Land titles are represented in two forms soft and hard titles. Soft titles are provided by the local Sangkat or District office and are not registered at a national level but are still considered a possessory status. Hard titles are an ownership certificate provided by the Land Management and Planning office, therefore recognised at a national level. The majority of transaction still occur with soft titles to avoid ownership transfer fees. However, CBRE are now seeing most major projects being transacted with hard titles.
Foreign nationals are unable to buy land freehold within Cambodia unless a landholding company is set up with the majority of shares being held by a Cambodian citizen or citizens.

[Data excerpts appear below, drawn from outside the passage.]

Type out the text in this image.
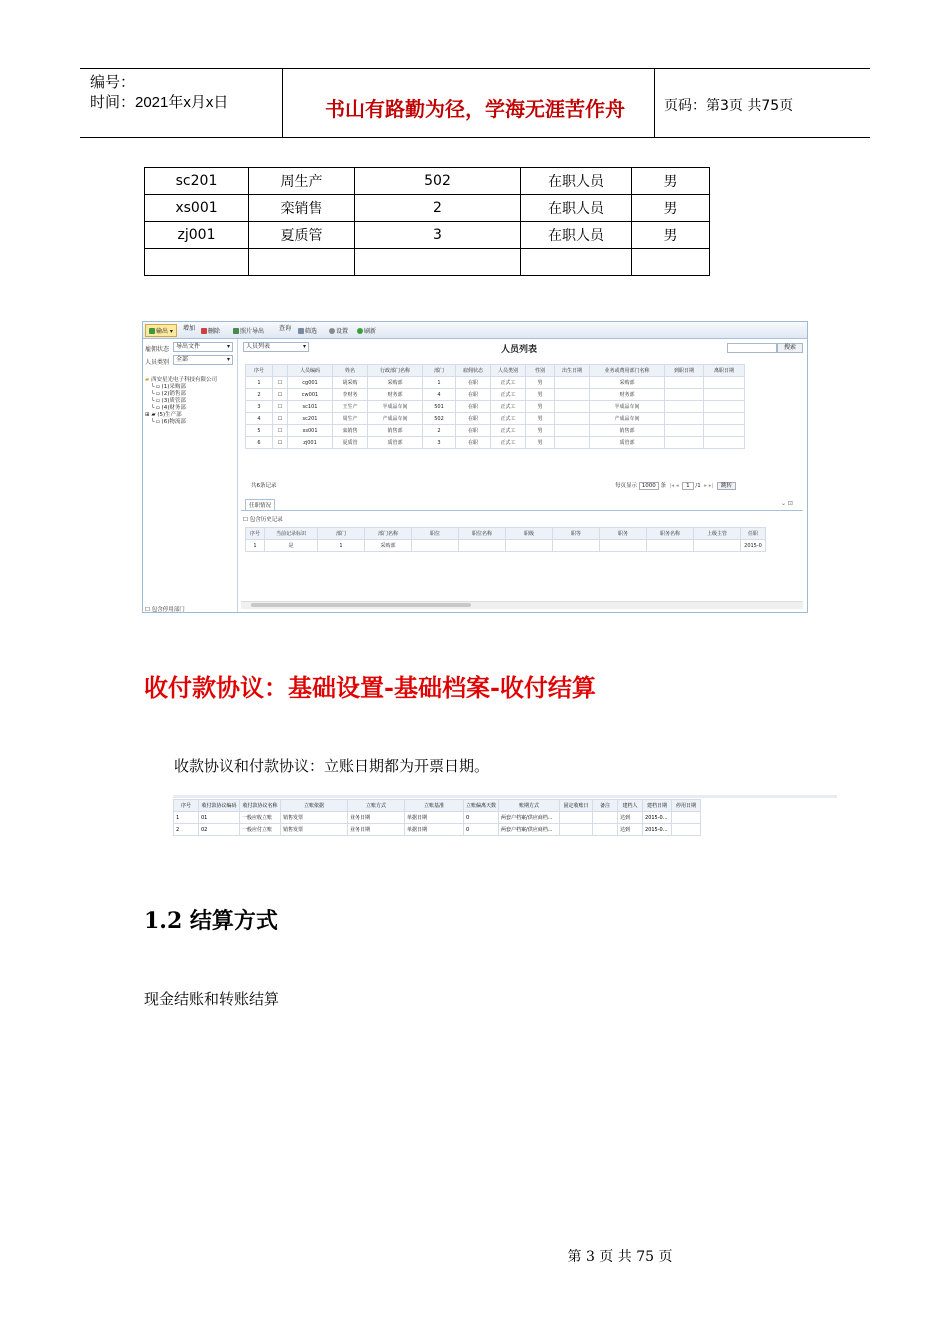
编号：
时间：2021年x月x日	书山有路勤为径，学海无涯苦作舟	页码：第3页 共75页
sc201	周生产	502	在职人员	男
xs001	栾销售	2	在职人员	男
zj001	夏质管	3	在职人员	男

输出 ▾	增加	删除	照片导出 查询	筛选	设置	刷新
雇佣状态	导出文件	▾
人员类别	全部	▾
▰ 西安星光电子科技有限公司
└ ▫ (1)采购部
└ ▫ (2)销售部
└ ▫ (3)质管部
└ ▫ (4)财务部
⊞ ▰ (5)生产部
└ ▫ (6)物流部
☐ 包含停用部门
人员列表	▾	人员列表	搜索
序号		人员编码	姓名	行政部门名称	部门	雇佣状态	人员类别	性别	出生日期	业务或费用部门名称	到职日期	离职日期
1	☐	cg001	胡采购	采购部	1	在职	正式工	男		采购部		
2	☐	cw001	李财务	财务部	4	在职	正式工	男		财务部		
3	☐	sc101	王生产	半成品车间	501	在职	正式工	男		半成品车间		
4	☐	sc201	周生产	产成品车间	502	在职	正式工	男		产成品车间		
5	☐	xs001	栾销售	销售部	2	在职	正式工	男		销售部		
6	☐	zj001	夏质管	质管部	3	在职	正式工	男		质管部		
共6条记录	每页显示 1000 条  |◂ ◂  1 /1  ▸ ▸|  跳转
任职情况	⌄ ⊡
☐ 包含历史记录
序号	当前记录标识	部门	部门名称	职位	职位名称	职级	职等	职务	职务名称	上级主管	任职
1	是	1	采购部								2015-0
收付款协议：基础设置-基础档案-收付结算
收款协议和付款协议：立账日期都为开票日期。
序号	收付款协议编码	收付款协议名称	立账依据	立账方式	立账基准	立账偏离天数	账期方式	固定收账日	备注	建档人	建档日期	停用日期
1	01	一般应收立账	销售发票	业务日期	单据日期	0	两套户档案/供应商档...			达到	2015-0...	
2	02	一般应付立账	销售发票	业务日期	单据日期	0	两套户档案/供应商档...			达到	2015-0...	
1.2 结算方式
现金结账和转账结算
第 3 页 共 75 页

Foreign nationals are able to acquire land in long-term leases. These long-term leases for a foreign owner have a maximum lease term of 50 years as determined by the civil code established in December 2011. These leases can be registered at a national level.
Pre-global economic crisis there were a large number of transactions for land in Cambodia. Post-global economic crisis CBRE saw a sharp decline in investment with land prices falling on average by 30%. Land prices are still marginally below those of 2006/2007 levels but transaction numbers have improved with a number of major transactions occurring in the last year.
Major Land & Investment Transactions
A Chinese mining company acquired a plot close to Cambodiana Hotel, this transaction was reported at $3,000 per square metre in Q1 2012
Hongkong Land one of Asia’s leading property investment and development groups entered the market in Q4 2011 when CBRE helped them acquire an established serviced apartment building and two land plots within Phnom Penh.
A Singaporean based company disposed of a prime land plot within Phnom Penh in Q1 2012. The plot in downtown Phnom Penh is reported to have achieved $1,750 per square metre.
Phnom Penh still has a number of prime land plots that have not been developed with speculators remaining patient for strong demand for land increasing prices. As the city expands central Phnom Penh plots will become scarce forcing speculators to develop on these plots, this is already being seen by the increase in construction.
For the first quarter of 2012 the total value of construction projects being approved in Phnom Penh increased Q-o-Q by 117%, this equates to a Y-o-Y increase of 637%. Residential construction projects accounted for 39% of approvals. With the property market still in its infancy there are only a small number of income producing buildings being disposed of on the market. Developers are still focusing on the long term investment within residential sector of the market in central Phnom Penh.
Economic growth is still strong with GDP growth estimated at 7% Y-o-Y, land prices within Phnom Penh are likely to continue to increase in line with the economy. Expansion of the city is restricted due to Phnom Penh’s location on the convergence of the Mekong, Tonle Sap and Tonle Bassac, prime vacant land plots will decrease in supply while demand increases. As the population grows within Phnom Penh traffic will also increase. The demand for being located close to mass transit routes that will be under supply will see land with close to key boulevards increase.
It is still relatively cheap to buy land in Phnom Penh and Cambodia. In Bangkok, the highest achieved land price was along Wireless Road and it was reported at USD $12,500 per square metre. Phnom Penh is yet to see a transaction over $5,000 per square metre.